Mesdames, Messieurs, nous qui sommes venus chercher ici une inspiration et peut-être un mot d’ordre, nous savons maintenant à quelles conditions, puisque l’histoire recommence, puisque l’âme de la Nouvelle-France est toujours assaillie, nous savons, à quelles conditions, de pareils sacrifices, de pareils gestes sauveurs resteront possibles. L’héroïsme français n’est d’aucun métier ni d’aucune profession. Parmi les jeunes hommes qui sont venus tomber au Long-Sault, dans une attitude de martyr, presque tous étaient des humbles et des obscurs, des petits ouvriers de France qui n’avaient que leurs bras et leur cœur. S’ils ont été si grands, c’est que, de leur race, ils ont élevé, jusqu’au plus haut point, les meilleures vertus, les plus parfaites hérédités : le courage ardent, le don absolu de soi-même, dans une pensée de foi sublime. Faisons que chez nous survivent les meilleurs éléments de l’humanité ; défendons, gardons intacte notre âme latine et chrétienne ; vous, surtout, jeunes gens, qui êtes responsables de l’avenir. Un jour, si la patrie l’exige, si les heures tragiques surviennent, alors, dans l’atmosphère morale du pays, maintenue ardente et purifiante, des âmes plus grandes surgiront, des hommes se lèveront, incarnations de toutes les volontés, de toutes les aspirations de la race ; une fois de plus ce sera la rencontre d’une belle nature française et de tous les enthousiasmes de la foi, et, dans l’histoire de la Nouvelle-France, apparaîtra la deuxième légion Dollard.

La même alliance de la foi et de l’âme française perpétuera chez nous les dévouements dont nous avons besoin non pas un jour ou l’autre, mais tous les jours, non pas seulement aux heures tragiques, mais à chaque instant de notre vie nationale.

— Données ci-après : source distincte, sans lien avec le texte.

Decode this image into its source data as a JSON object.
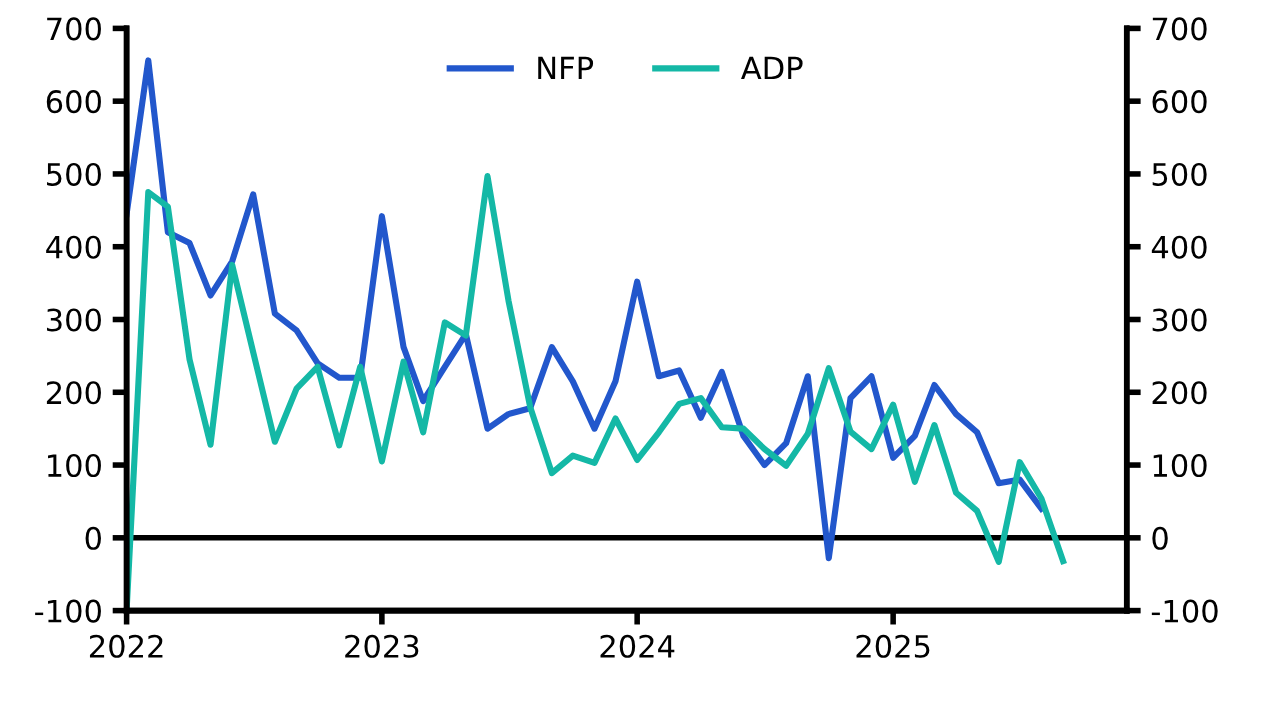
{
  "chart_data": {
    "type": "line",
    "x": [
      "2022-01",
      "2022-02",
      "2022-03",
      "2022-04",
      "2022-05",
      "2022-06",
      "2022-07",
      "2022-08",
      "2022-09",
      "2022-10",
      "2022-11",
      "2022-12",
      "2023-01",
      "2023-02",
      "2023-03",
      "2023-04",
      "2023-05",
      "2023-06",
      "2023-07",
      "2023-08",
      "2023-09",
      "2023-10",
      "2023-11",
      "2023-12",
      "2024-01",
      "2024-02",
      "2024-03",
      "2024-04",
      "2024-05",
      "2024-06",
      "2024-07",
      "2024-08",
      "2024-09",
      "2024-10",
      "2024-11",
      "2024-12",
      "2025-01",
      "2025-02",
      "2025-03",
      "2025-04",
      "2025-05",
      "2025-06",
      "2025-07",
      "2025-08",
      "2025-09"
    ],
    "series": [
      {
        "name": "NFP",
        "color": "#2257cc",
        "values": [
          445,
          656,
          420,
          405,
          333,
          380,
          472,
          308,
          285,
          240,
          220,
          220,
          442,
          262,
          188,
          235,
          280,
          150,
          170,
          178,
          262,
          215,
          150,
          215,
          352,
          222,
          230,
          165,
          228,
          140,
          100,
          130,
          222,
          -28,
          192,
          222,
          110,
          140,
          210,
          170,
          145,
          75,
          80,
          40,
          null
        ]
      },
      {
        "name": "ADP",
        "color": "#14b8a6",
        "values": [
          -100,
          475,
          455,
          245,
          128,
          375,
          255,
          132,
          205,
          235,
          127,
          235,
          105,
          242,
          145,
          296,
          278,
          497,
          326,
          180,
          89,
          113,
          103,
          164,
          107,
          145,
          184,
          192,
          152,
          150,
          122,
          99,
          143,
          233,
          146,
          122,
          183,
          77,
          155,
          62,
          37,
          -33,
          104,
          54,
          -32
        ]
      }
    ],
    "xlim": [
      "2022-01",
      "2025-12"
    ],
    "xticks": [
      {
        "value": "2022-01",
        "label": "2022"
      },
      {
        "value": "2023-01",
        "label": "2023"
      },
      {
        "value": "2024-01",
        "label": "2024"
      },
      {
        "value": "2025-01",
        "label": "2025"
      }
    ],
    "ylim": [
      -100,
      700
    ],
    "yticks": [
      -100,
      0,
      100,
      200,
      300,
      400,
      500,
      600,
      700
    ],
    "y2lim": [
      -100,
      700
    ],
    "y2ticks": [
      -100,
      0,
      100,
      200,
      300,
      400,
      500,
      600,
      700
    ],
    "ref_lines": [
      {
        "axis": "y",
        "value": 0,
        "color": "#000000"
      }
    ],
    "legend": "top",
    "grid": false
  }
}
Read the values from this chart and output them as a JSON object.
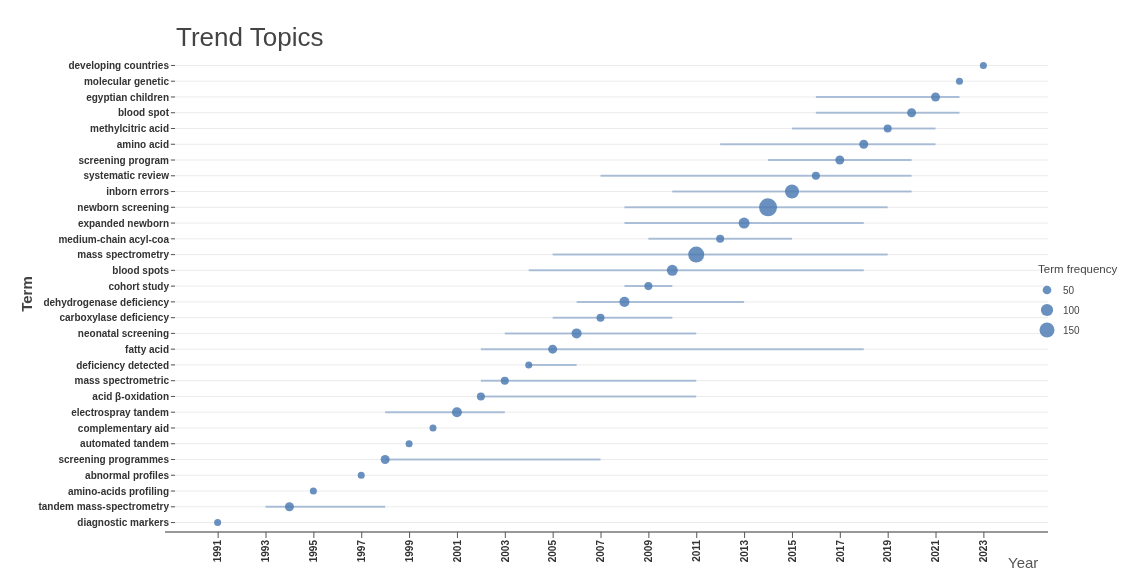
{
  "chart_data": {
    "type": "bubble",
    "orientation": "horizontal",
    "title": "Trend Topics",
    "xlabel": "Year",
    "ylabel": "Term",
    "legend_title": "Term frequency",
    "grid": "y",
    "marker": "circle",
    "categories": [
      "developing countries",
      "molecular genetic",
      "egyptian children",
      "blood spot",
      "methylcitric acid",
      "amino acid",
      "screening program",
      "systematic review",
      "inborn errors",
      "newborn screening",
      "expanded newborn",
      "medium-chain acyl-coa",
      "mass spectrometry",
      "blood spots",
      "cohort study",
      "dehydrogenase deficiency",
      "carboxylase deficiency",
      "neonatal screening",
      "fatty acid",
      "deficiency detected",
      "mass spectrometric",
      "acid β-oxidation",
      "electrospray tandem",
      "complementary aid",
      "automated tandem",
      "screening programmes",
      "abnormal profiles",
      "amino-acids profiling",
      "tandem mass-spectrometry",
      "diagnostic markers"
    ],
    "xlim": [
      1988.8,
      2025.7
    ],
    "xticks": [
      1991,
      1993,
      1995,
      1997,
      1999,
      2001,
      2003,
      2005,
      2007,
      2009,
      2011,
      2013,
      2015,
      2017,
      2019,
      2021,
      2023
    ],
    "size_legend": [
      50,
      100,
      150
    ],
    "series": [
      {
        "color": "#4f7db3",
        "values": [
          2023,
          2022,
          2021,
          2020,
          2019,
          2018,
          2017,
          2016,
          2015,
          2014,
          2013,
          2012,
          2011,
          2010,
          2009,
          2008,
          2007,
          2006,
          2005,
          2004,
          2003,
          2002,
          2001,
          2000,
          1999,
          1998,
          1997,
          1995,
          1994,
          1991
        ],
        "errors": [
          null,
          null,
          [
            2016,
            2022
          ],
          [
            2016,
            2022
          ],
          [
            2015,
            2021
          ],
          [
            2012,
            2021
          ],
          [
            2014,
            2020
          ],
          [
            2007,
            2020
          ],
          [
            2010,
            2020
          ],
          [
            2008,
            2019
          ],
          [
            2008,
            2018
          ],
          [
            2009,
            2015
          ],
          [
            2005,
            2019
          ],
          [
            2004,
            2018
          ],
          [
            2008,
            2010
          ],
          [
            2006,
            2013
          ],
          [
            2005,
            2010
          ],
          [
            2003,
            2011
          ],
          [
            2002,
            2018
          ],
          [
            2004,
            2006
          ],
          [
            2002,
            2011
          ],
          [
            2002,
            2011
          ],
          [
            1998,
            2003
          ],
          null,
          null,
          [
            1998,
            2007
          ],
          null,
          null,
          [
            1993,
            1998
          ],
          null
        ],
        "sizes": [
          33,
          33,
          54,
          54,
          43,
          54,
          54,
          43,
          131,
          216,
          81,
          43,
          171,
          81,
          43,
          67,
          43,
          67,
          54,
          33,
          43,
          43,
          67,
          33,
          33,
          54,
          33,
          33,
          54,
          33
        ]
      }
    ]
  }
}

Ici, près du champ clos où se sont immolés les chevaliers, je puis en appeler à leur exemple. Mais j’en appelle aussi à toute notre histoire. Si, depuis trois siècles, nous nous sommes entêtés à ne pas mourir, si la Nouvelle-France est restée une réalité vivante ; si nos poitrines se dilatent dans une atmosphère respirable ; si les égoïstes et les démissionnaires eux-mêmes peuvent poursuivre en paix leurs rêves de sensualistes et de fainéants, à qui le doivent-ils, à qui le devons-nous, si ce n’est aujourd’hui comme hier, à cette petite minorité d’idéalistes et de combatifs qui, malgré les frayeurs des pusillanimes et malgré les ricanements, continuent à vivre, et quelquefois à mourir, pour leur pays, pour leur race et pour le Christ ?

Comme jadis elle a gardé serrés les uns près des autres, les compagnons du Long-Sault, comme elle les a liés jusqu’à la fin dans le serment de la mort, gardons la foi qui nous unit, gardons la langue qui nous relie à cette glorieuse histoire.

Un soir de la dernière guerre, dans les tranchées allemandes qui sillonnent la terre de Pologne, un chant s’élève, tout à coup, plaintif et traînant, du côté des tranchées russes ; les Polonais prêtent l’oreille ; ils reconnaissent leur prière nationale à la Vierge, les Petites heures de l’Immaculée-Conception : « Hâte-toi de nous secourir, Vierge clémente ». Les Polonais allemands répondent à leurs frères de Poznam qui sont là enrégimentés en face d’eux, et voilà que par-dessus les tranchées ennemies, par le lien de la foi et de la langue, se renoue la fraternité polonaise. De même, Mesdames, Messieurs, de cette tranchée fermée il y a deux siècles et demi, monte une prière qui est encore la nôtre, qui s’élève dans la même langue, avec le même accent. Sachons l’entendre et sachons y répondre. Mais il est une autre prière chrétienne et française que l’on entend ici mieux que partout ailleurs, et c’est la prière qui monte des marches ontariennes, de nos marches de l’Ouest, de celles d’Acadie, de celle d’au-delà de la frontière. Cette prière aussi, sachons l’entendre ; par-dessus les tranchées qui nous séparent, renvoyons-nous l’hymne de la foi invincible et fraternelle et que se maintienne à jamais l’unité de la Nouvelle-France.


Juin 1919.
  1. Discours prononcé au Long-Sault, à l’occasion du dévoilement du monument Dollard, le 24 mai 1919.